Last year, with Gena at the helm, we first published my own poem, ‘The Sheliand’. This was very much a suck-it-and-see and proof-of-principle affair, though, if I may say so myself, a rather stonking poem!
Then, we put out an inspirational collection by Simon Bowden. This created a light-bulb moment for us, where we suddenly saw Simon’s ‘Gifts of the Dark’ collection emerge from the much wider portfolio he had submitted. (We felt like Michelangelo visualising the Pietà in an unhewn block of marble at the Carrara quarry!)
This year, things have really picked up for us …
Anne Peterson charmed us with her bitter-sweet series of poems, ‘Going Home’, which traces Anne’s initial sense of dépaysement at moving to a country so different from her previous life and charts her growing familiarity with a warm-hearted people and their country rhythm.
Then, the name Dithering Chaps travelled to all four corners of the globe due to our involvement in running the Bournemouth Writing Festival’s ‘Lines in the Sand’ flash fiction and poetry competition. We received many hundreds of entries and it was a buzz to see writing from the USA, Australia, Saudi Arabia, Luxembourg, Korea and Azerbaijan… as well as from local writers here in Dorset.
Dithering Chaps was responsible for the first judging sift of competition entries and produced the long-list from which winners were chosen by our two named judges, Dr Natalie Scott and Charlotte Fodor.

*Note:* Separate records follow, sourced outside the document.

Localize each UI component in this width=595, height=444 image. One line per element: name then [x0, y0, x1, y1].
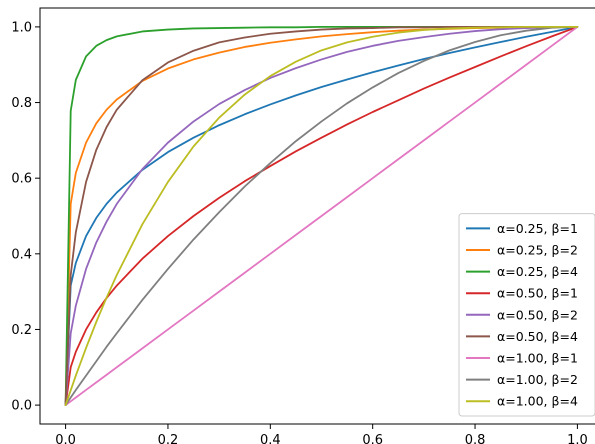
x-tick-label: 0.4: [260, 433, 281, 444]
y-axis: 0.0 0.2 0.4 0.6 0.8 1.0: [11, 20, 40, 414]
y-tick-label: 1.0: [11, 20, 32, 35]
series-line-8: [64, 26, 579, 406]
x-axis: 0.0 0.2 0.4 0.6 0.8 1.0: [55, 424, 588, 444]
x-tick-label: 0.2: [158, 433, 179, 444]
series-line-5: [64, 26, 579, 406]
y-tick-label: 0.0: [11, 399, 32, 414]
legend: α=0.25, β=1 α=0.25, β=2 α=0.25, β=4 α=0.50,…: [458, 213, 595, 417]
series-line-9: [64, 26, 579, 406]
series-layer: [64, 26, 579, 406]
y-tick-label: 0.2: [11, 323, 32, 338]
x-tick-label: 0.0: [55, 433, 76, 444]
legend-label: α=0.50, β=2: [497, 307, 578, 322]
series-line-1: [64, 26, 579, 406]
axes-border: [39, 7, 595, 425]
series-line-7: [64, 26, 579, 406]
legend-label: α=0.50, β=1: [497, 286, 578, 301]
legend-label: α=1.00, β=4: [497, 394, 578, 409]
legend-label: α=1.00, β=2: [497, 372, 578, 387]
x-tick-label: 0.6: [362, 433, 383, 444]
series-line-4: [64, 26, 579, 406]
legend-label: α=0.25, β=4: [497, 264, 578, 279]
legend-box: [458, 213, 595, 417]
y-tick-label: 0.6: [11, 172, 32, 187]
y-tick-label: 0.4: [11, 247, 32, 262]
legend-label: α=0.25, β=2: [497, 243, 578, 258]
x-tick-label: 1.0: [567, 433, 588, 444]
x-tick-label: 0.8: [465, 433, 486, 444]
legend-label: α=0.25, β=1: [497, 221, 578, 236]
legend-label: α=0.50, β=4: [497, 329, 578, 344]
legend-label: α=1.00, β=1: [497, 351, 578, 366]
y-tick-label: 0.8: [11, 96, 32, 111]
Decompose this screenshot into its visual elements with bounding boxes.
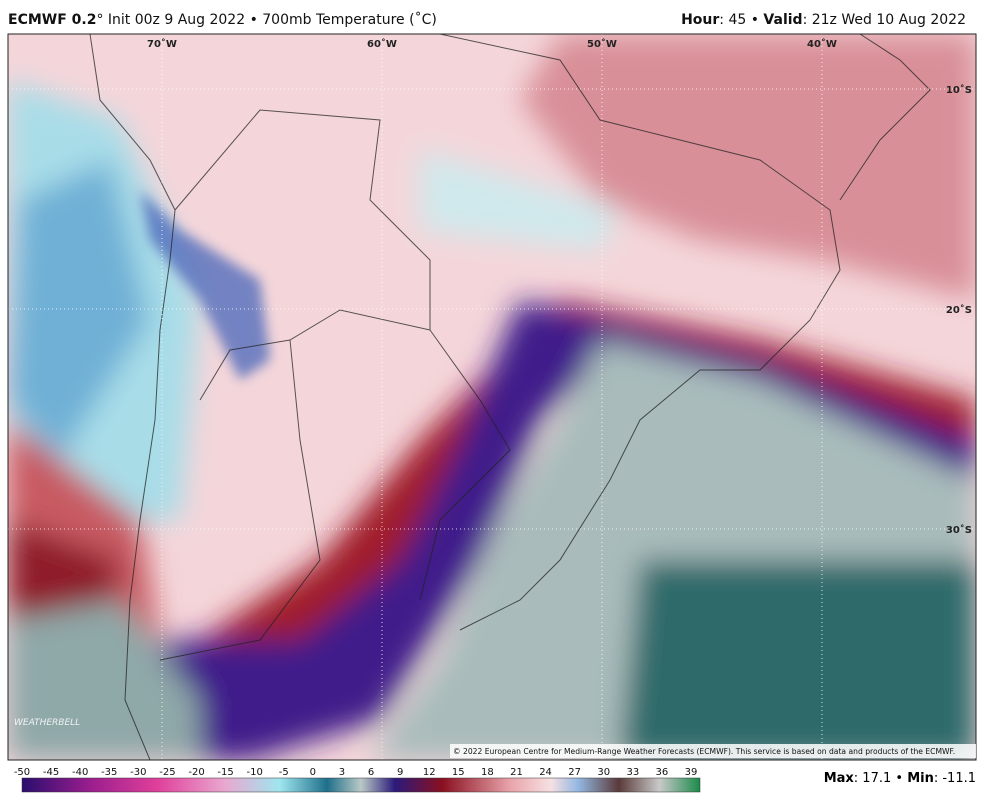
colorbar-label: -5: [279, 767, 289, 778]
valid-value: : 21z Wed 10 Aug 2022: [802, 12, 966, 28]
colorbar-label: 3: [339, 767, 345, 778]
graticule: [8, 34, 976, 760]
colorbar-label: 0: [310, 767, 316, 778]
colorbar-label: -45: [43, 767, 59, 778]
map-frame: [7, 33, 977, 761]
colorbar-label: -35: [101, 767, 117, 778]
valid-label: Valid: [763, 12, 803, 28]
colorbar-label: -10: [247, 767, 263, 778]
colorbar-label: 24: [539, 767, 552, 778]
map-field: [8, 34, 976, 760]
header-left: ECMWF 0.2° Init 00z 9 Aug 2022 • 700mb T…: [8, 12, 437, 28]
colorbar-label: 30: [597, 767, 610, 778]
colorbar-label: 33: [626, 767, 639, 778]
latitude-label: 20˚S: [946, 304, 972, 316]
hour-label: Hour: [681, 12, 720, 28]
colorbar-label: 18: [481, 767, 494, 778]
longitude-label: 50˚W: [587, 38, 617, 50]
min-label: Min: [907, 771, 934, 786]
colorbar-label: 21: [510, 767, 523, 778]
colorbar-label: -20: [188, 767, 204, 778]
longitude-label: 70˚W: [147, 38, 177, 50]
colorbar-label: -30: [130, 767, 146, 778]
colorbar-label: 9: [397, 767, 403, 778]
latitude-label: 10˚S: [946, 84, 972, 96]
copyright: © 2022 European Centre for Medium-Range …: [453, 747, 955, 756]
colorbar-label: -50: [14, 767, 30, 778]
colorbar-label: 15: [452, 767, 465, 778]
header-right: Hour: 45 • Valid: 21z Wed 10 Aug 2022: [681, 12, 966, 28]
logo: WEATHERBELL: [14, 718, 80, 728]
hour-value: : 45 •: [719, 12, 764, 28]
longitude-label: 60˚W: [367, 38, 397, 50]
latitude-label: 30˚S: [946, 524, 972, 536]
colorbar-label: 36: [656, 767, 669, 778]
copyright-bg: [450, 744, 976, 758]
max-label: Max: [823, 771, 854, 786]
colorbar-label: 12: [423, 767, 436, 778]
colorbar-label: 39: [685, 767, 698, 778]
max-value: : 17.1 •: [853, 771, 908, 786]
run: ° Init 00z 9 Aug 2022 • 700mb Temperatur…: [96, 12, 437, 28]
colorbar: [21, 777, 701, 793]
colorbar-label: -40: [72, 767, 88, 778]
longitude-label: 40˚W: [807, 38, 837, 50]
colorbar-label: 6: [368, 767, 374, 778]
colorbar-label: -15: [217, 767, 233, 778]
colorbar-label: -25: [159, 767, 175, 778]
min-value: : -11.1: [933, 771, 976, 786]
footer: Max: 17.1 • Min: -11.1: [824, 771, 976, 786]
model: ECMWF 0.2: [8, 12, 97, 28]
colorbar-label: 27: [568, 767, 581, 778]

STOP PRESS - we are proud to announce that we have now published the print version of our ‘Lines in the Sand’ anthology. You can buy it here...
For me personally, the judging sift process gave me the confidence that, like Gena, I have the eye and the poetic ear required to be a perceptive and sensitive reader of others’ work. At times, such was the quality of many entries, we felt like Ezra Pound discovering TS Eliot for the first time. (Sadly, like him, being an editor also means striking through pages of writing that just don’t work...)
As a result, I am honoured to call myself Associate Editor of Dithering Chaps.
It’s been a baptism of fire as my first job has been to receive ten-page samples from all forty ‘Lines in the Sand’ competition winners, one of whom will be published in their own chapbook later this year. I’ll be giving Gena a shortlist of the half a dozen writers I am most captivated by.
This is a difficult task given the quality of this pool of writers. Dithering Chaps don’t want to go down in history as the publisher who rejected the next James Joyce. Perhaps one of our key attributes will save us.
Lots of dithering…
David performed at Bourn Jammy (part of the Bournemouth Writing Festival’s 2024 offering) and has poems forthcoming this year in The Salzburg Review, Orbis and Stand Magazine.